PCBB
BID Daily Newsletter
August 18, 2011

BID Daily Newsletter

August 18, 2011

THE BATTLE OF AGINCOURT

If you are low on capital, struggling for earnings and feel that you are at a disadvantage because of size against competitors, consider the success of Henry the 5th of England against the French army on the fog-laden morning of October 25th, 1415, in Agincourt, France. Henry V led an army of 6k men on a 2 month journey into France with barely any armor and no horses. The French on the other hand, were not only on their own territory, but had an overwhelming force of 40k soldiers, almost all in armor and mostly on horses.
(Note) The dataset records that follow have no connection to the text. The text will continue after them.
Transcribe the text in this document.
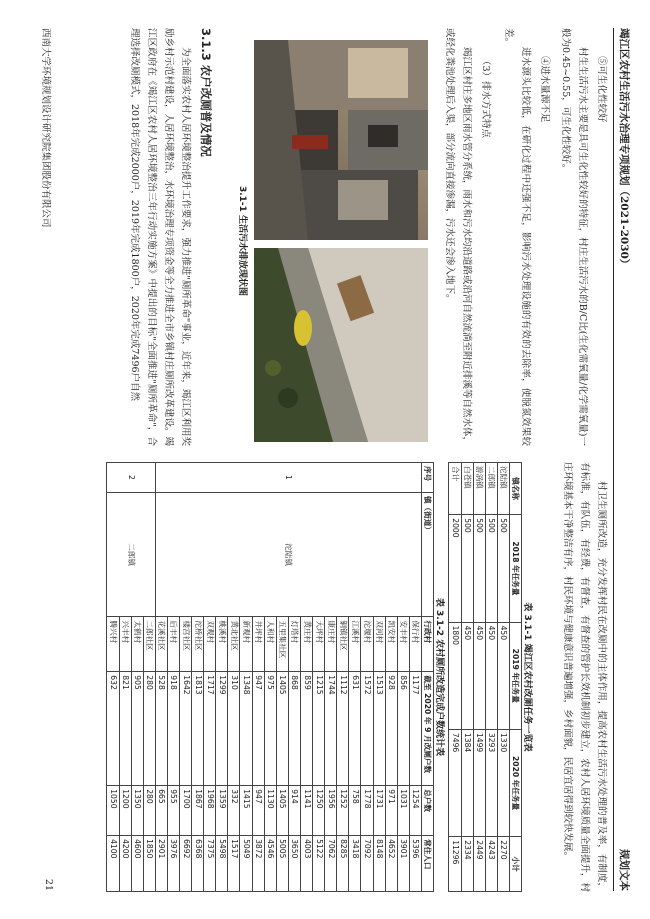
竭江区农村生活污水治理专项规划（2021-2030）
规划文本
⑤可生化性较好
村生生活污水主要是具可生化性较好的特征，村庄生活污水的B/C比(生化需氧量/化学需氧量)一般为0.45~0.55，可生化性较好。
④进水量源不足
进水源头比较低，在研化过程中还强不足，影响污水处理设施的有效的去除率，使脱氮效果较差。
（3）排水方式特点
竭江区村庄多地区雨水管分系统，雨水和污水均沿道路或沿河自然流淌至附近排溪等自然水体，或经化粪池处理后入渠，部分流向直接渗漏，污水还会渗入地下。
3.1-1 生活污水排放现状图
3.1.3 农户改厕普及情况
为全面落实农村人居环境整治提升工作要求，强力推进"厕所革命"事业，近年来，竭江区利用奖励乡村示范村建设，人居环境整治，水环境治理专项资金等全力推进全市乡镇村庄厕所改革建设。竭江区政府在《竭江区农村人居环境整治三年行动实施方案》中提出的目标"全面推进"厕所革命"，合理选择改厕模式，2018年完成2000户，2019年完成1800户，2020年完成7496户自然
西南大学环境规划设计研究院集团股份有限公司
村卫生厕所改造，充分发挥村民在改厕中的主体作用，提高农村生活污水处理的普及率，有制度，有标准，有队伍，有经费，有督查，有督查的管护长效机制初步建立，农村人居环境质量全面提升，村庄环境基本干净整洁有序，村民环境与健康意识普遍增强，乡村面貌，民居宜居得到较快发展。
表 3.1-1 竭江区农村改厕任务一览表
镇名称	2018 年任务量	2019 年任务量	2020 年任务量	小计
沱陆镇	500	450	1330	2270
二郎镇	500	450	3293	4243
游涡镇	500	450	1499	2449
白苍镇	500	450	1384	2334
合计	2000	1800	7496	11296
表 3.1-2 农村厕所改造完成户数统计表
序号	镇（街道）	行政村	截至 2020 年 9 月改厕户数	总户数	常住人口
1	沱陆镇	保行村	1177	1254	5396
		安丰村	856	1031	3901
		凯安村	928	971	4652
		双河村	1513	1731	8148
		沱堰村	1572	1778	7092
		江溪村	631	758	3418
		铜镇社区	1112	1252	8285
		康庄村	1744	1956	7062
		大坪村	1215	1250	5122
		黄庄村	859	1141	4003
		灯塔村	868	914	3650
		五里集社区	1405	1405	5005
		人和村	975	1130	4546
		井坪村	947	947	3872
		新观村	1348	1415	5049
		黄北社区	310	332	1517
		桃溪村	1299	1359	5498
		双观村	1717	1968	7375
		沱桥社区	1813	1867	6368
		楼宫社区	1642	1700	6692
		后丰村	918	955	3976
		花溪社区	528	665	2901
2	二郎镇	二郎社区	280	280	1850
		太鹤村	905	1350	4600
		兴丰村	821	1200	4200
		腾兴村	632	1050	4100
21
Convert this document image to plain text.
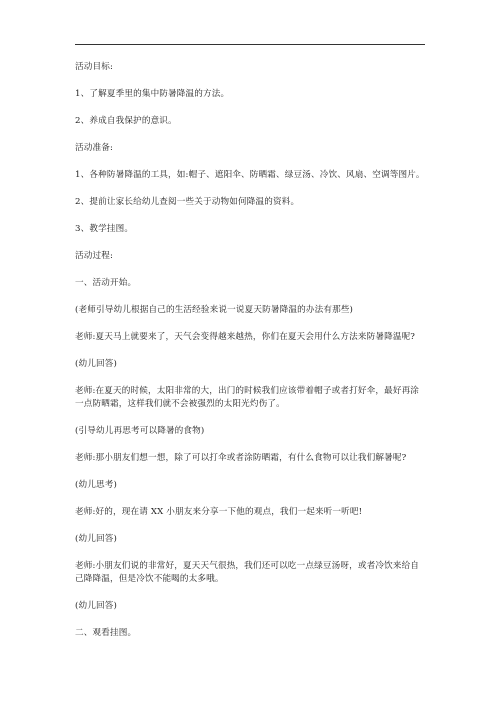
活动目标:
1、了解夏季里的集中防暑降温的方法。
2、养成自我保护的意识。
活动准备:
1、各种防暑降温的工具，如:帽子、遮阳伞、防晒霜、绿豆汤、冷饮、风扇、空调等图片。
2、提前让家长给幼儿查阅一些关于动物如何降温的资料。
3、教学挂图。
活动过程:
一、活动开始。
(老师引导幼儿根据自己的生活经验来说一说夏天防暑降温的办法有那些)
老师:夏天马上就要来了，天气会变得越来越热，你们在夏天会用什么方法来防暑降温呢?
(幼儿回答)
老师:在夏天的时候，太阳非常的大，出门的时候我们应该带着帽子或者打好伞，最好再涂一点防晒霜，这样我们就不会被强烈的太阳光灼伤了。
(引导幼儿再思考可以降暑的食物)
老师:那小朋友们想一想，除了可以打伞或者涂防晒霜，有什么食物可以让我们解暑呢?
(幼儿思考)
老师:好的，现在请 XX 小朋友来分享一下他的观点，我们一起来听一听吧!
(幼儿回答)
老师:小朋友们说的非常好，夏天天气很热，我们还可以吃一点绿豆汤呀，或者冷饮来给自己降降温，但是冷饮不能喝的太多哦。
(幼儿回答)
二、观看挂图。
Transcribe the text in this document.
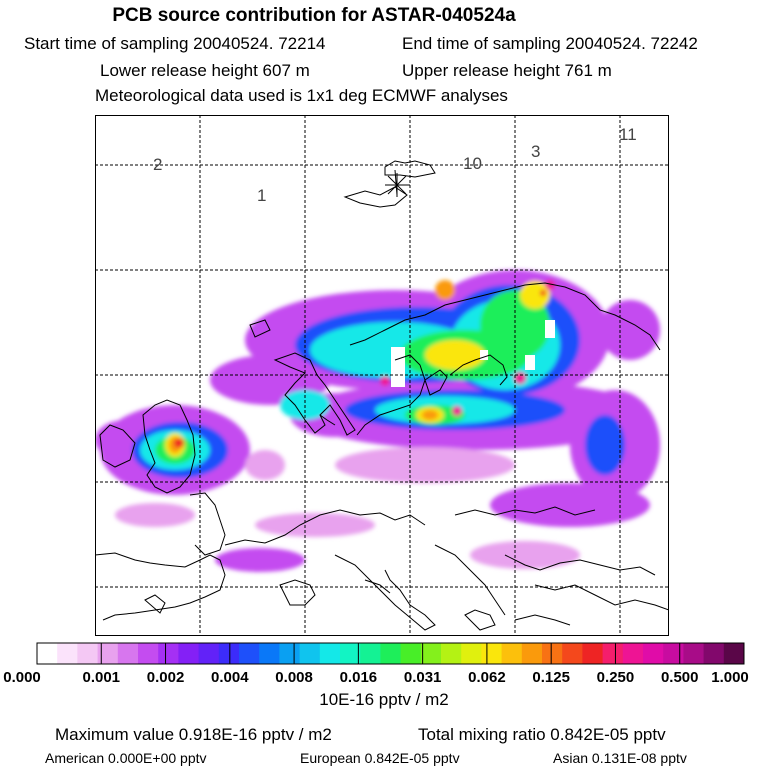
PCB source contribution for ASTAR-040524a
Start time of sampling 20040524. 72214	End time of sampling 20040524. 72242
Lower release height 607 m	Upper release height 761 m
Meteorological data used is 1x1 deg ECMWF analyses
2
1
10
3
11
0.000	0.001 0.002 0.004 0.008 0.016 0.031 0.062 0.125 0.250 0.500 1.000
10E-16 pptv / m2
Maximum value 0.918E-16 pptv / m2	Total mixing ratio 0.842E-05 pptv
American 0.000E+00 pptv	European 0.842E-05 pptv	Asian 0.131E-08 pptv
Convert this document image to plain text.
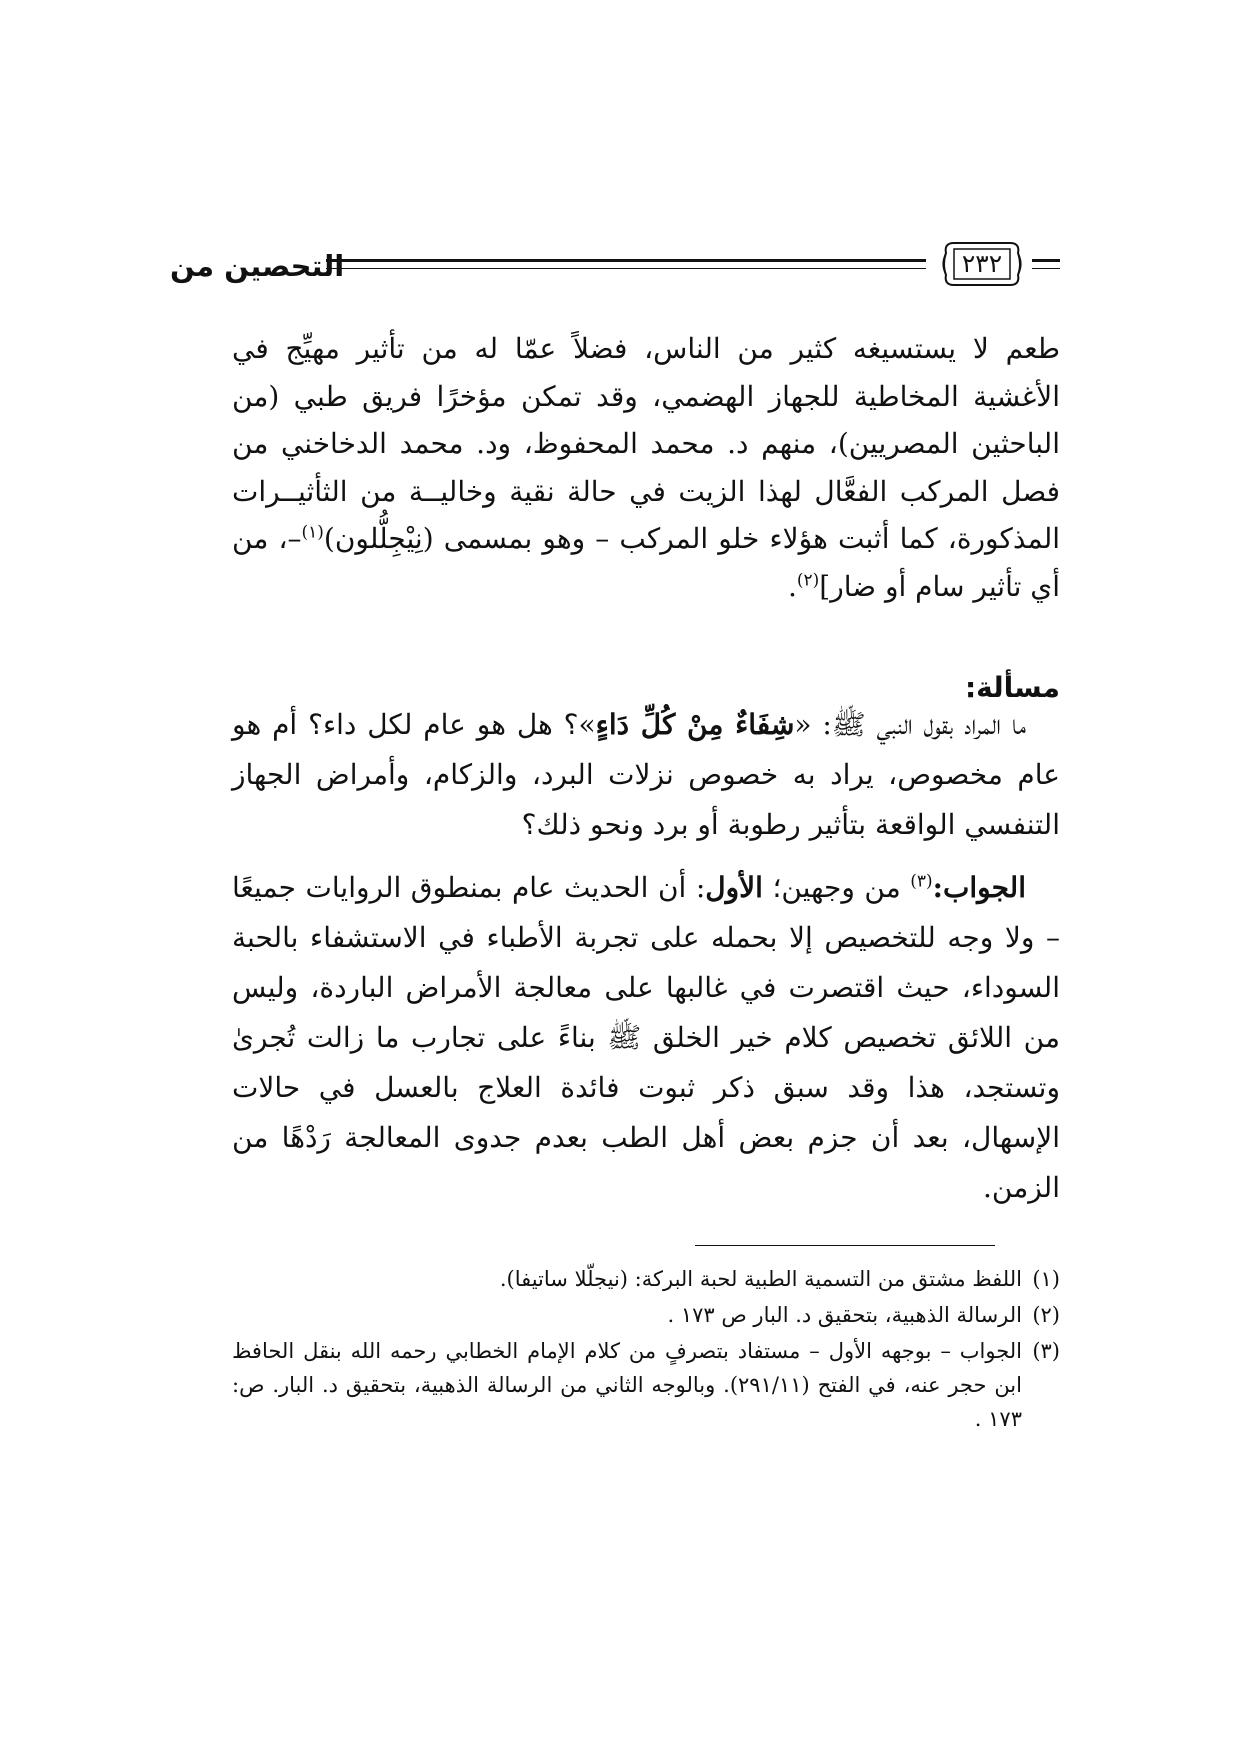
التحصين من	٢٣٢
طعم لا يستسيغه كثير من الناس، فضلاً عمّا له من تأثير مهيِّج في الأغشية المخاطية للجهاز الهضمي، وقد تمكن مؤخرًا فريق طبي (من الباحثين المصريين)، منهم د. محمد المحفوظ، ود. محمد الدخاخني من فصل المركب الفعَّال لهذا الزيت في حالة نقية وخاليــة من الثأثيــرات المذكورة، كما أثبت هؤلاء خلو المركب – وهو بمسمى (نِيْجِلُّلون)$^{(١)}$–، من أي تأثير سام أو ضار]$^{(٢)}$.
مسألة:
ما المراد بقول النبي ﷺ: «شِفَاءٌ مِنْ كُلِّ دَاءٍ»؟ هل هو عام لكل داء؟ أم هو عام مخصوص، يراد به خصوص نزلات البرد، والزكام، وأمراض الجهاز التنفسي الواقعة بتأثير رطوبة أو برد ونحو ذلك؟
الجواب:$^{(٣)}$ من وجهين؛ الأول: أن الحديث عام بمنطوق الروايات جميعًا – ولا وجه للتخصيص إلا بحمله على تجربة الأطباء في الاستشفاء بالحبة السوداء، حيث اقتصرت في غالبها على معالجة الأمراض الباردة، وليس من اللائق تخصيص كلام خير الخلق ﷺ بناءً على تجارب ما زالت تُجرىٰ وتستجد، هذا وقد سبق ذكر ثبوت فائدة العلاج بالعسل في حالات الإسهال، بعد أن جزم بعض أهل الطب بعدم جدوى المعالجة رَدْهًا من الزمن.
(١)
اللفظ مشتق من التسمية الطبية لحبة البركة: (نيجلّلا ساتيفا).
(٢)
الرسالة الذهبية، بتحقيق د. البار ص ١٧٣ .
(٣)
الجواب – بوجهه الأول – مستفاد بتصرفٍ من كلام الإمام الخطابي رحمه الله بنقل الحافظ ابن حجر عنه، في الفتح (٢٩١/١١). وبالوجه الثاني من الرسالة الذهبية، بتحقيق د. البار. ص: ١٧٣ .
Despite seemingly insurmountable odds, the victory of England over France in the Battle of Agincourt may serve as a roadmap for banks looking to battle larger competitors. So how did Henry V win?
Henry V won with superior leadership, flexibility and innovation. While King Charles the VI of France stayed in Paris, King Henry fought alongside his men. Not only did that send a message of how critical the battle was, but more importantly, it gave Henry V a chance to understand the battle first hand. After Henry V noticed that the French used a 5 ft pike, he ordered a 6ft pike for his army, giving them an extra foot of advantage in order to deliver a lethal blow. Instead of training his men on the traditional crossbow, Henry V knew that he had to strike first and so trained his men in the faster loading and longer flying long bow. Then in a last moment innovation, Henry V had his men carve sharp stakes and implant them into the ground. Finally, Henry V picked the time and place of his battle. After finding a spot he wanted to fight, he advanced and then retreated, luring the French back to his chosen spot-an open field full of deep mud due to recent rain.
Once the tactical stage was set, Henry V gave the motivational speech of a lifetime that is still quoted before battles today. While most managers might have bellyached about not having enough troops, Henry V asked men to leave, so he would not have to share the post war glory. Henry V painted a vision of victory coining the term "band of brothers." He said not only will those that stay to fight emerge victorious, but they will be heroes to their country and to their children. At the end of the speech, Henry V had to do all he could keep his troops from not attacking the French during the night.
On the morning of the battle, Henry V's troops did their final pull back and sucked the enemy in. The French horses charged and were impaled on the stakes covered in mud and grass. The line of horses and fallen men slowed the French advance and bottle-necked them in a funnel of forests on either side. While the French were hemmed in, the English unleashed an array of arrows that killed hundreds. Instead of taking to the forest and fighting a guerilla war with his smaller force, Henry V realized that the lack of armor allowed his warriors the gift of mobility. Henry V's army chose to fight right in the middle of the muddy meadow where horse speed was negated and heavy French armor hindered movement. The extra mobility and the longer pikes proved useful, as the English routed the French. When the fighting stopped after several hours, the French had lost 6k men and the English about 450. The quick loss of life gave the French pause and moved them into a rapid retreat.
Like Henry V, community banks have the advantage of choosing the time and place of their battles. Small size allows community bankers to innovate products, pricing and technology faster than the competition, while proximity to the battle allows a quicker feedback loop. Given the state of the industry, banks must understand that they don't have to win or hang on to every customer, just the profitable ones. Banks need to lock in good borrowers with fixed rates to hedge against credit risk and inflation (while managing interest rate risk) as relationship value is built over the long-term. Banks must quickly roll out products to generate fee income and be less reliant on credit going forward, while investing in technology to help lower costs. Building a better bank is never easy, but like Henry V, we must shake off tradition, get entrepreneurial and use both size and leadership to our advantage in the battle against larger banks.